Lyndon Johnson vowed when he took over as BLHS head coach in February that the streak would come to an end.
The streak is finally over thanks to a 6-0 win that day at Uintah. Not only is the 31-game losing streak dead and buried but, finally, the Scots have some wind in their sails heading into Wednesday's Iron Horse Game, scheduled for 7 p.m. at Weber State University.
"It felt amazing. It's something that we've never felt before, it was hard to believe at first," senior lineman Kameron Portillo said. "I mean, that last drive it was going through my head, 'Oh no what if our bad luck starts kicking in,' but it felt amazing pulling it through."
BLHS's coaches and players could tell something was different when they rolled up to Monday's practice. Indeed, there was.
"We knew we felt like we had a chance, more of a chance. The practices were more upbeat the intensity and the energy was higher,” senior DeVaughn Sanders said.
The 6-0 scoreline came from a Sanders touchdown run in the second quarter, plus a shutout effort by the defense.
For the past three years, BL players have gone to practice, workouts and film study, preparing adequately to win a ballgame but always falling short.
There was plenty of work done, but no reward, which one would assume would prompt many kids to quit or lose interest.
"This head coach, I believe that he's here to change things and that he's here for the long run. I've never had somebody motivate me as much as he has. These coaches, on top of that, love us, love the school," Portillo said.
The Scots' current seniors were freshmen the last time BLHS won a varsity football game. Their sophomore and junior years ended with whatever moral victories they could dredge up.
Plenty of kids did quit over the years.
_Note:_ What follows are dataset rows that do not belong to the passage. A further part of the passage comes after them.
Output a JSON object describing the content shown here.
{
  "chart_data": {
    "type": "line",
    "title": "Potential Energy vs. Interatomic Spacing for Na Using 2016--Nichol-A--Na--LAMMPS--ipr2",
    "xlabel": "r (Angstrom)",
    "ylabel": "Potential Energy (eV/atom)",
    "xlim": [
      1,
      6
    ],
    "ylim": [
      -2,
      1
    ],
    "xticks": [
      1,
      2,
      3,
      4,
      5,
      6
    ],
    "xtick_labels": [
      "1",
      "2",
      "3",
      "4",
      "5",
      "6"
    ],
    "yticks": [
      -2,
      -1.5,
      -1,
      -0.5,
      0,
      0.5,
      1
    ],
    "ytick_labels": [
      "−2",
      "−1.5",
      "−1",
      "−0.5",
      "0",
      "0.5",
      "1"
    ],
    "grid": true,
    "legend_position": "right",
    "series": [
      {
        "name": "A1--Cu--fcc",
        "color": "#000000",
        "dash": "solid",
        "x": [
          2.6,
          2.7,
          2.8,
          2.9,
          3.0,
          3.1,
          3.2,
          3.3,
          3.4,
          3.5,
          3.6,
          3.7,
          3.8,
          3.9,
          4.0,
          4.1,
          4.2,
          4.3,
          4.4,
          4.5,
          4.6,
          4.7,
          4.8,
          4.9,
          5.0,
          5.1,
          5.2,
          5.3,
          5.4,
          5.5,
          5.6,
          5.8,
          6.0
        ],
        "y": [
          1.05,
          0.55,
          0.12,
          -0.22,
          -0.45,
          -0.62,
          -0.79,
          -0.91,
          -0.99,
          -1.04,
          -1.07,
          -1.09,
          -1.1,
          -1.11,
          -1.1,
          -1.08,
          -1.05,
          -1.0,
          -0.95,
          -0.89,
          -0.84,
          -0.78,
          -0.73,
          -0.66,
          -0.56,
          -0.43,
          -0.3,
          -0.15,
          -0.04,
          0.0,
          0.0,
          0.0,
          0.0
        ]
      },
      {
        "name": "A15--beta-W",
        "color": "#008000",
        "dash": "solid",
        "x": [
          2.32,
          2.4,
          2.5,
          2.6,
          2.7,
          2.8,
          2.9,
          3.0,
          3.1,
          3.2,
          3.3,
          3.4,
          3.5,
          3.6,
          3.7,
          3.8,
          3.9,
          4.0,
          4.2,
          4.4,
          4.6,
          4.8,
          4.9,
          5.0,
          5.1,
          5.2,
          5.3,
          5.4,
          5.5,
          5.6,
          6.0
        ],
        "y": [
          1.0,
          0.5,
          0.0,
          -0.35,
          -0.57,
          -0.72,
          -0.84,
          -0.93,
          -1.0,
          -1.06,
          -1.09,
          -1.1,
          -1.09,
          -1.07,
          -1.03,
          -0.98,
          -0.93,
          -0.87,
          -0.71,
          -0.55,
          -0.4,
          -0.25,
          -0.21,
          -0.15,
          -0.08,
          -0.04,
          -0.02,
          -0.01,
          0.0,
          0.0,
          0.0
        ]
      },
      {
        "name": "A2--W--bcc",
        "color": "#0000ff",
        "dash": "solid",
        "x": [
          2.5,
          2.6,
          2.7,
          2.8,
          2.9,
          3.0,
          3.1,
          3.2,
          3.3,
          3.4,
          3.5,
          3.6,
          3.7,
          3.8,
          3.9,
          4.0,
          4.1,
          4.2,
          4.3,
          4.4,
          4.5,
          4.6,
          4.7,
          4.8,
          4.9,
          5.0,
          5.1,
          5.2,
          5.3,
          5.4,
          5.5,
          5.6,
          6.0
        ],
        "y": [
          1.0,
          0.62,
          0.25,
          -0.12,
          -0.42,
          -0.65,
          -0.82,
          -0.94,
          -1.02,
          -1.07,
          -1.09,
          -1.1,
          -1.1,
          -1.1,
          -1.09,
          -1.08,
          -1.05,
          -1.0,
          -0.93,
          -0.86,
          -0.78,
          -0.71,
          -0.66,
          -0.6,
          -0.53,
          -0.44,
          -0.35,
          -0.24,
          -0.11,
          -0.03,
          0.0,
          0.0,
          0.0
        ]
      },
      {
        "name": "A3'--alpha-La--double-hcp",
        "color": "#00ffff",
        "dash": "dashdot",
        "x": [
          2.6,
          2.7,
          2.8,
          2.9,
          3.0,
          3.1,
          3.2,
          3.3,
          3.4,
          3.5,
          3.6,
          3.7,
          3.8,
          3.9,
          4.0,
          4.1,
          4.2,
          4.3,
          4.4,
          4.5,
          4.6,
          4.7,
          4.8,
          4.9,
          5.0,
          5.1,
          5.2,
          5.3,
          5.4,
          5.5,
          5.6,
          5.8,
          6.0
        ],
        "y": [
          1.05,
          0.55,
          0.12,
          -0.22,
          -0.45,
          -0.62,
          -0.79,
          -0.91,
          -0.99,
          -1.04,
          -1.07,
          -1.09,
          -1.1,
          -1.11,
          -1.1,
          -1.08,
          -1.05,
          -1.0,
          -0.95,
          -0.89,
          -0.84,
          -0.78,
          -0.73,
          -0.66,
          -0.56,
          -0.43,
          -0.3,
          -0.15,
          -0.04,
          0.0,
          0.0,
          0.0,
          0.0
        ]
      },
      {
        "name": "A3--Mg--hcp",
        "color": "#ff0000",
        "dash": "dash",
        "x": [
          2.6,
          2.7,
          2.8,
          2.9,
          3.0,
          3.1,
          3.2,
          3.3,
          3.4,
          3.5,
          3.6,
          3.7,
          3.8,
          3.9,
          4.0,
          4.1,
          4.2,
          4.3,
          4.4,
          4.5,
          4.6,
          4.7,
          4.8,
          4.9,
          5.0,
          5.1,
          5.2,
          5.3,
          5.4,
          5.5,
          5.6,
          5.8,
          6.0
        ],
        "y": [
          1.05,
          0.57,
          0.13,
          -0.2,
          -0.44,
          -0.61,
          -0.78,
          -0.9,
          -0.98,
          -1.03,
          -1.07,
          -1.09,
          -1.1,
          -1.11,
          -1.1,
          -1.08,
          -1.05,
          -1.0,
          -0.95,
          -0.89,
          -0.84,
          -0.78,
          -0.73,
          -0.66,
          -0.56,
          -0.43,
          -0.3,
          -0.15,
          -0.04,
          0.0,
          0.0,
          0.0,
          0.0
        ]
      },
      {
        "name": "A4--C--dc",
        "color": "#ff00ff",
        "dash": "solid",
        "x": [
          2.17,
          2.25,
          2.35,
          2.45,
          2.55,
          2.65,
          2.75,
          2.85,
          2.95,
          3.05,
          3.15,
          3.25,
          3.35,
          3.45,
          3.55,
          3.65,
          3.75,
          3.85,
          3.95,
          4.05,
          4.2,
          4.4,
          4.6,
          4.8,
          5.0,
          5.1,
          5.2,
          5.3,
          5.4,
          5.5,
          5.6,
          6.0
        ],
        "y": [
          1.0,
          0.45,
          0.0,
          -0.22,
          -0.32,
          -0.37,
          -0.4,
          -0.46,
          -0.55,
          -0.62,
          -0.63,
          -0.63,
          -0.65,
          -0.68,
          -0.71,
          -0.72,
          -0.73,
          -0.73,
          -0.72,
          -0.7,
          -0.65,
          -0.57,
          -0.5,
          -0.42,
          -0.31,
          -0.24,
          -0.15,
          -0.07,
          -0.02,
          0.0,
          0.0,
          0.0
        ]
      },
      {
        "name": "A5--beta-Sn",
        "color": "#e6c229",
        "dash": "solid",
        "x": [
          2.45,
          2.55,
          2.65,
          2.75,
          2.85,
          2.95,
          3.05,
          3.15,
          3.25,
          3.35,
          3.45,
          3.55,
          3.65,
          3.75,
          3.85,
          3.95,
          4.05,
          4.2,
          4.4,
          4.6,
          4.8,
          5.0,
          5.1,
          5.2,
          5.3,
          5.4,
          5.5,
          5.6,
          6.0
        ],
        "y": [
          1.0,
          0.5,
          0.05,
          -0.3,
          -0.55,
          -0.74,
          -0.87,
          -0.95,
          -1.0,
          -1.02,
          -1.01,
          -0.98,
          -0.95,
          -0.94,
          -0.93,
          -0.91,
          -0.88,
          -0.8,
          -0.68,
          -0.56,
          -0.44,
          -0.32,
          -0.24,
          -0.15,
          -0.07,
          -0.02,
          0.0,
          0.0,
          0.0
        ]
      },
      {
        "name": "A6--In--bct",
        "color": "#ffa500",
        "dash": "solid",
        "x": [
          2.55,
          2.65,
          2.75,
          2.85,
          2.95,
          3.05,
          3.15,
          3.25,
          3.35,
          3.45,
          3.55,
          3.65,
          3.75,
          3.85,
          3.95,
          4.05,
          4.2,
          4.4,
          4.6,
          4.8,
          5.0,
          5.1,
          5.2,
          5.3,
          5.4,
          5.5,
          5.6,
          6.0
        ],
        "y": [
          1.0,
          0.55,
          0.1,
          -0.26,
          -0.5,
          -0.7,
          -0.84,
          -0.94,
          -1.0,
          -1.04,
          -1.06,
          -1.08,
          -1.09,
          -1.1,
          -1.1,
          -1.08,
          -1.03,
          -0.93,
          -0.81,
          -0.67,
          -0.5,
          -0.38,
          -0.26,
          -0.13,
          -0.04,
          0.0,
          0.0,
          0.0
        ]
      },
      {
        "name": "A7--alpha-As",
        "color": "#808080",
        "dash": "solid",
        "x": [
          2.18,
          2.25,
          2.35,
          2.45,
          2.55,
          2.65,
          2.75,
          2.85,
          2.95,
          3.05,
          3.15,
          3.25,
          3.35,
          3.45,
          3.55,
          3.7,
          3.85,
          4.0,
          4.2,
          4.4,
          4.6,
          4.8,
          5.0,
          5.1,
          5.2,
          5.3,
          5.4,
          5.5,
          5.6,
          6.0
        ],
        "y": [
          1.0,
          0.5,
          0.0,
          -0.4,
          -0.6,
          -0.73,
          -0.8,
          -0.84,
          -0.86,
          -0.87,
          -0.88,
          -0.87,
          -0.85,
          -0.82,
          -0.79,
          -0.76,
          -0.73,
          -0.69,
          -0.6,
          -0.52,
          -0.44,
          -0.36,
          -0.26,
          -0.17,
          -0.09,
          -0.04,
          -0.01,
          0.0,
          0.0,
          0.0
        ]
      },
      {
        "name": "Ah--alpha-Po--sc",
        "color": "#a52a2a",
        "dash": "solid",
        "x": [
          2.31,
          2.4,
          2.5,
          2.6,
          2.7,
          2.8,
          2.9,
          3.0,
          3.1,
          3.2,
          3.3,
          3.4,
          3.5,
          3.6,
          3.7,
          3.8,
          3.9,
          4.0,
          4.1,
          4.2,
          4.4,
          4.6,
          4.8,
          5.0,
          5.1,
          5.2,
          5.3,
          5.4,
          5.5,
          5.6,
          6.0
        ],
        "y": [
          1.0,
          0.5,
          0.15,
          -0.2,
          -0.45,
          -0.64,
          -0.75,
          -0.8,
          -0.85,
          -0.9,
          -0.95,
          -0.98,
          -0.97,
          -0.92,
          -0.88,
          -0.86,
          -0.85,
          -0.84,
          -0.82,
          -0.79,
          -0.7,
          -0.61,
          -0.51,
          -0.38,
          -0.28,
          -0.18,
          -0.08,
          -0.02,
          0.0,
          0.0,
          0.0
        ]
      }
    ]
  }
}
Others kept at it.
"We had a lot of kids who had tears in their eyes because they were so happy. It shows you how invested they are and they're trying to be successful. As a coach, that's about all you can ask for right there," Johnson said.
It didn't all go smoothly. Thanks to the long drive to Vernal, the team didn't get back home until 2:30 a.m. and school wasn't coincidentally canceled the next morning.
"7:45," quarterback Thailen Pinkerton said when asked what time his first class on Friday morning was. This was after he went to bed around 3:30 a.m.
Johnson said BLHS had a couple of touchdowns called back and the Scots were penalized right before taking a knee in victory formation with less than a minute left.
The fact the offense had the chance to go out and line up in victory formation was itself a momentous occasion.
"I told Thailen, the quarterback, I was like, 'I feel like crying right now.' I think almost all of us did," Portillo said.
BEN LOMOND IN THE IRON HORSE
Ben Lomond is the home team this year and its fans sit on the west side of the stadium. BL has won the Iron Horse 20 times since the trophy's inception. The Scots have two winning streaks of three games, from 2005-07 and 2014-16.
Their most successful decade in the series was the 1970s when they went 5-5 in Iron Horse games.
But one could argue that Ben Lomond owns the most consequential win in the series as a whole. The two schools played the week before Halloween in 1997, which turned into a 27-20 Ogden win.
Three weeks later in the 3A state semifinals, Ben Lomond got the Tigers back with a 27-21 win.